Notably, IssueMut streamlines the labor of manually designing mutators, adapts quickly to new language constructs (e.g., C23 features), and provides a scalable mechanism for continuously evolving fuzzing strategies as compiler ecosystems mature.
6. Limitations and Future Work
- Mining Generalizability: While IssueMut automates mutator creation for most bug reports with positive tests, certain bug patterns remain challenging to generalize, especially when context dependence or complex program state is involved.
- LLM Reliance: The negative test derivation depends on the reliability of the LLMs; further improvements in prompt engineering and agent validation could enhance mutator utility.
- Language Scope: Current evaluation focused on C/C++ compilers; extending to other languages (e.g., Rust, Swift) is an open direction.
- Synthesis and Search Synergy: Combining IssueMut’s history-based mutators with coverage-guided search or differential testing may further accelerate unique bug discovery.
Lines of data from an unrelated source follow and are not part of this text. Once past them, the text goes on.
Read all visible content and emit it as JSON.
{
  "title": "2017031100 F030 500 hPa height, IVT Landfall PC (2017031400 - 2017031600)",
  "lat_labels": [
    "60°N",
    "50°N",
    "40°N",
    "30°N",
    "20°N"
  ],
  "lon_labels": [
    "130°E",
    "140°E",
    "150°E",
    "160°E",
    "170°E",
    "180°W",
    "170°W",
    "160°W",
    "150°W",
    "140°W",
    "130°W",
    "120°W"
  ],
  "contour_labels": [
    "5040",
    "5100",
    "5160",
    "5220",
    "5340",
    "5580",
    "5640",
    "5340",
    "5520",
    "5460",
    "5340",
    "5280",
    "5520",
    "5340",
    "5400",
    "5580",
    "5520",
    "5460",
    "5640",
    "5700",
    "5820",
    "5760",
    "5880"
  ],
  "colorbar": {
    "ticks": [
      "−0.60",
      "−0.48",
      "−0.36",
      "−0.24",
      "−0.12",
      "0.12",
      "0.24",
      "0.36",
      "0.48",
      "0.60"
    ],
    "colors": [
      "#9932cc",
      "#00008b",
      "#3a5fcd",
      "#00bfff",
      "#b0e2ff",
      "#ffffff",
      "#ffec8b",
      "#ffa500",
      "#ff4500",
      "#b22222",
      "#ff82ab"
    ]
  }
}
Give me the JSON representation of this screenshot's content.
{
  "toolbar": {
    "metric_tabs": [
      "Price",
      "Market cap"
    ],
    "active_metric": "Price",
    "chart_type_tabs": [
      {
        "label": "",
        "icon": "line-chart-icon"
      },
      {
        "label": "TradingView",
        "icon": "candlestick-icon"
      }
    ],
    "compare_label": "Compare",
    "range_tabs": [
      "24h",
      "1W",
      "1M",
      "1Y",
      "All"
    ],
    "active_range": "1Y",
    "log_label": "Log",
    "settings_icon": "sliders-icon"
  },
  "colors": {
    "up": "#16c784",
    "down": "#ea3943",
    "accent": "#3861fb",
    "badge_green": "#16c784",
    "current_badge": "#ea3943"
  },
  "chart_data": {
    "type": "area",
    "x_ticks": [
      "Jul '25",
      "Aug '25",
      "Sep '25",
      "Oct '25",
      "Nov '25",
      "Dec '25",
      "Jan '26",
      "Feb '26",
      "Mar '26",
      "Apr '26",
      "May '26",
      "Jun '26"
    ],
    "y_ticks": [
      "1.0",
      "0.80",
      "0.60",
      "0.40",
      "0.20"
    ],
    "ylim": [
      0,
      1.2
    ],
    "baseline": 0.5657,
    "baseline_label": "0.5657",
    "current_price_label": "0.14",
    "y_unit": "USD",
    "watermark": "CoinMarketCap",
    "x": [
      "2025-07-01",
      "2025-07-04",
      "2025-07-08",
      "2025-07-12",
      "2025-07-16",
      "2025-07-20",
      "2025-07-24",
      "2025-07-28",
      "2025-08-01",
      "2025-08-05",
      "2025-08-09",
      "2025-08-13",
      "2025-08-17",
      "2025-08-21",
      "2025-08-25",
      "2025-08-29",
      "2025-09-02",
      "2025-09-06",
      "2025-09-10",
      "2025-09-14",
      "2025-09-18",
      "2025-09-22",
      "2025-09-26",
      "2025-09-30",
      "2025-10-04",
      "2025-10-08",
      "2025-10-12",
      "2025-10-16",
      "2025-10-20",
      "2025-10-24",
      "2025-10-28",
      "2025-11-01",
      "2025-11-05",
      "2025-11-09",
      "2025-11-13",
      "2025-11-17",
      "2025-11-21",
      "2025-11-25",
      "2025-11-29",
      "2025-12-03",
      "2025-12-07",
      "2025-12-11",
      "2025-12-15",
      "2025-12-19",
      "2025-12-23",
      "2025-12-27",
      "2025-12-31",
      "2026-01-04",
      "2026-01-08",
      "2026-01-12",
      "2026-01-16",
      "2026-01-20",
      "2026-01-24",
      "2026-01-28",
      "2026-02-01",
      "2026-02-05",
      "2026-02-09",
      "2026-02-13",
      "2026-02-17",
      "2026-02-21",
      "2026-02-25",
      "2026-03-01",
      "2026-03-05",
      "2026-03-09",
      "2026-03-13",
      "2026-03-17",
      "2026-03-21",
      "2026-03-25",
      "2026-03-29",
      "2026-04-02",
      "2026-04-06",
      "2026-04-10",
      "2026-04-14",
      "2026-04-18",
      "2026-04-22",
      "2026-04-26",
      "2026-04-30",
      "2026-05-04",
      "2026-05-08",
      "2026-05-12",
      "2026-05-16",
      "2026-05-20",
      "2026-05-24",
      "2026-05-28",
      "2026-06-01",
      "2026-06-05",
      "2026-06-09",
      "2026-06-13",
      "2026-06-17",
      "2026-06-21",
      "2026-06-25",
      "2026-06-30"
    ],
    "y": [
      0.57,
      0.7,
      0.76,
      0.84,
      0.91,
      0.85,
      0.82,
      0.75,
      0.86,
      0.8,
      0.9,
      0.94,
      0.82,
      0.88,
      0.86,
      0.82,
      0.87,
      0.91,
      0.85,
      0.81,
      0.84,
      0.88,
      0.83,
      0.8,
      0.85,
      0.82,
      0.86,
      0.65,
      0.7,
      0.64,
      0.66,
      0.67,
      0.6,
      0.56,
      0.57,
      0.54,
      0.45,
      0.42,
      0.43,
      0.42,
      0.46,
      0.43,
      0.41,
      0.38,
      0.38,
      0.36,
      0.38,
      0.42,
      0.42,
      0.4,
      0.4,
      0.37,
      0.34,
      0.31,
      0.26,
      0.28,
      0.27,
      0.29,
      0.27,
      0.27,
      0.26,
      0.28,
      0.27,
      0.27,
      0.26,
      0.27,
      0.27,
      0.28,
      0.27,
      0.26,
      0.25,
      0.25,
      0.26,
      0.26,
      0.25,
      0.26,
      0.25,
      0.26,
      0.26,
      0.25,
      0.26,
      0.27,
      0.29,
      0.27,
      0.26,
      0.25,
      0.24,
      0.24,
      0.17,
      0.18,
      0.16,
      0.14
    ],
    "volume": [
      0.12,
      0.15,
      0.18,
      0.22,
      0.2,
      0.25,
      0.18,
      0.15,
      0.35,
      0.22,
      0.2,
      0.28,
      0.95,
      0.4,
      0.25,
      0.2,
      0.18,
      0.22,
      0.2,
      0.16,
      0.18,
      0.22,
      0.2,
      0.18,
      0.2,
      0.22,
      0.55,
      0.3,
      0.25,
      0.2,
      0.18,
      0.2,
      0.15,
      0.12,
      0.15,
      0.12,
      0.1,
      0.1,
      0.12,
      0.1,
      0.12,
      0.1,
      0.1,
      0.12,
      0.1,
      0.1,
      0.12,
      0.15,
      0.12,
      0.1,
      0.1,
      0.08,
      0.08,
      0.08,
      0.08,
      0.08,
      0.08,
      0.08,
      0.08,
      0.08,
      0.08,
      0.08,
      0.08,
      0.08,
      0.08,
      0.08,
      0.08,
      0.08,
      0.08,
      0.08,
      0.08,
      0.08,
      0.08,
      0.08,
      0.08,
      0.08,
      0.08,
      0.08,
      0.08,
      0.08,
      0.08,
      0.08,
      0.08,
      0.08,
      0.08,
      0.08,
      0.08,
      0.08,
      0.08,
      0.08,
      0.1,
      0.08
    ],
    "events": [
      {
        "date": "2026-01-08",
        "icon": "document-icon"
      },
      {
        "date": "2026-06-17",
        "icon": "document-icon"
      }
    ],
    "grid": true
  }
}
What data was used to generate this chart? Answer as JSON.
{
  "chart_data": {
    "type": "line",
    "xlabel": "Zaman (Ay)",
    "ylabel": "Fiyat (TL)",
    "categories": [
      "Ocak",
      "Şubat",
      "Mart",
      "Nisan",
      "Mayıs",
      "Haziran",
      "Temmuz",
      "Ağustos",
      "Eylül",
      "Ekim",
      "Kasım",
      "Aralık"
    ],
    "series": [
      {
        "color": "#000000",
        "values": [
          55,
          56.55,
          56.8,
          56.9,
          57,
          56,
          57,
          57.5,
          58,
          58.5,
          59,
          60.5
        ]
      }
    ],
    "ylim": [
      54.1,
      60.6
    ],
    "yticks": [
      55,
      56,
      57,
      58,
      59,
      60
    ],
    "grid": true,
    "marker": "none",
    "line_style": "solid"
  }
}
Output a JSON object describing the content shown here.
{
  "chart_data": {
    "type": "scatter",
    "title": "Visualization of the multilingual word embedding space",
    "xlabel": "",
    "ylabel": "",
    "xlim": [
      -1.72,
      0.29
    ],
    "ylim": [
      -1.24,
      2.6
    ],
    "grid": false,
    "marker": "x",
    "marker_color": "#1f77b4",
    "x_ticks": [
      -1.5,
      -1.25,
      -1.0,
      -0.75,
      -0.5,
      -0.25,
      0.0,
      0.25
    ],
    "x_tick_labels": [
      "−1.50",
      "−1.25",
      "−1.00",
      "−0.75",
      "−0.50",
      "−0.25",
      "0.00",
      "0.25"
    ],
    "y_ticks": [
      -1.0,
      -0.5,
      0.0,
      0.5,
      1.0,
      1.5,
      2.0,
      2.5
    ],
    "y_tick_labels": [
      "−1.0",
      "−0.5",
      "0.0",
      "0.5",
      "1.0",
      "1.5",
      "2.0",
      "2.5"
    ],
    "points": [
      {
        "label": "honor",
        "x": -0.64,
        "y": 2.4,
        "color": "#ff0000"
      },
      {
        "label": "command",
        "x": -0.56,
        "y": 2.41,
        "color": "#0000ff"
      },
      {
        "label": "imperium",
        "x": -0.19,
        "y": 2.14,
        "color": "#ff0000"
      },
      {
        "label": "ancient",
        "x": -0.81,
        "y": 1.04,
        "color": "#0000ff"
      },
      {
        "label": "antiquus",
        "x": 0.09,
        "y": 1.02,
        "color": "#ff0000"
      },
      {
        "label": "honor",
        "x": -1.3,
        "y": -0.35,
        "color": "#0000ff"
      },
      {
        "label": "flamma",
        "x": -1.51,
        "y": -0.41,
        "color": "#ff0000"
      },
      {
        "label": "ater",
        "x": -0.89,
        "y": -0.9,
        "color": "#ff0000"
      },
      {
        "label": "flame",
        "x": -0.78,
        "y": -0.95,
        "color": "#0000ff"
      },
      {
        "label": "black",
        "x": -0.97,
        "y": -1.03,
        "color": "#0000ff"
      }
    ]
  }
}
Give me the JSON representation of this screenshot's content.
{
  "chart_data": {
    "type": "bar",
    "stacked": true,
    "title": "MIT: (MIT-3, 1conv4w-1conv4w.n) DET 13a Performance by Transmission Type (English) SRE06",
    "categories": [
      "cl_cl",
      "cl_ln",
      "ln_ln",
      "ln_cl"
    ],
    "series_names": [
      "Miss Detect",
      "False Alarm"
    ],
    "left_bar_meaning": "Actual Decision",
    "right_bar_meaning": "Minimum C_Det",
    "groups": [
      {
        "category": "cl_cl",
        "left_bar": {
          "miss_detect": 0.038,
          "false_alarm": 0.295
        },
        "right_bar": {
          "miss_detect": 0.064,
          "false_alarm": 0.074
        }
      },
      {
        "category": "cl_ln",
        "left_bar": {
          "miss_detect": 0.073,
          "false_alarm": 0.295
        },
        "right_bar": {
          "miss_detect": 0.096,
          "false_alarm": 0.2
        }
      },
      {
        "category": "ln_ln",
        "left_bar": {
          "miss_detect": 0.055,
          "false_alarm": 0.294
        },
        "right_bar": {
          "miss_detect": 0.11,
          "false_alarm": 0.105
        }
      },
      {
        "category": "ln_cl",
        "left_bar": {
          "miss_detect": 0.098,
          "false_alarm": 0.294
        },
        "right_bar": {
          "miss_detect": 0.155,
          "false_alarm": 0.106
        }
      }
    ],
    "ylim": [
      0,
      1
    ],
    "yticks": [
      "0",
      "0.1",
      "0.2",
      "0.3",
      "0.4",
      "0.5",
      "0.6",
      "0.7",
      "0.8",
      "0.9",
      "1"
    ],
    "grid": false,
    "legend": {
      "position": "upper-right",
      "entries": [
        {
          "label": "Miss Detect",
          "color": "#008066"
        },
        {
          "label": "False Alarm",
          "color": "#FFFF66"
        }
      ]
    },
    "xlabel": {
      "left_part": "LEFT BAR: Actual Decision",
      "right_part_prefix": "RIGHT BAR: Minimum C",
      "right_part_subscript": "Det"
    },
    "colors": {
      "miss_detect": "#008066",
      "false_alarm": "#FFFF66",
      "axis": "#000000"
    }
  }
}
7. Implications for Compiler and Fuzzer Design
IssueMut demonstrates that systematic mining of historical bug data can substantially increase the yield of compiler fuzzing. The results indicate that existing fuzzer frameworks benefit from hybridization—integrating history-derived mutators, LLM-generated strategies, and coverage-oriented mutation. This approach motivates a new paradigm where human knowledge, as manifest in bug resolution artifacts, is continually recycled into automated testing pipelines, facilitating more robust evolution of compiler toolchains and serving as a model for similar applications in other critical software infrastructure domains.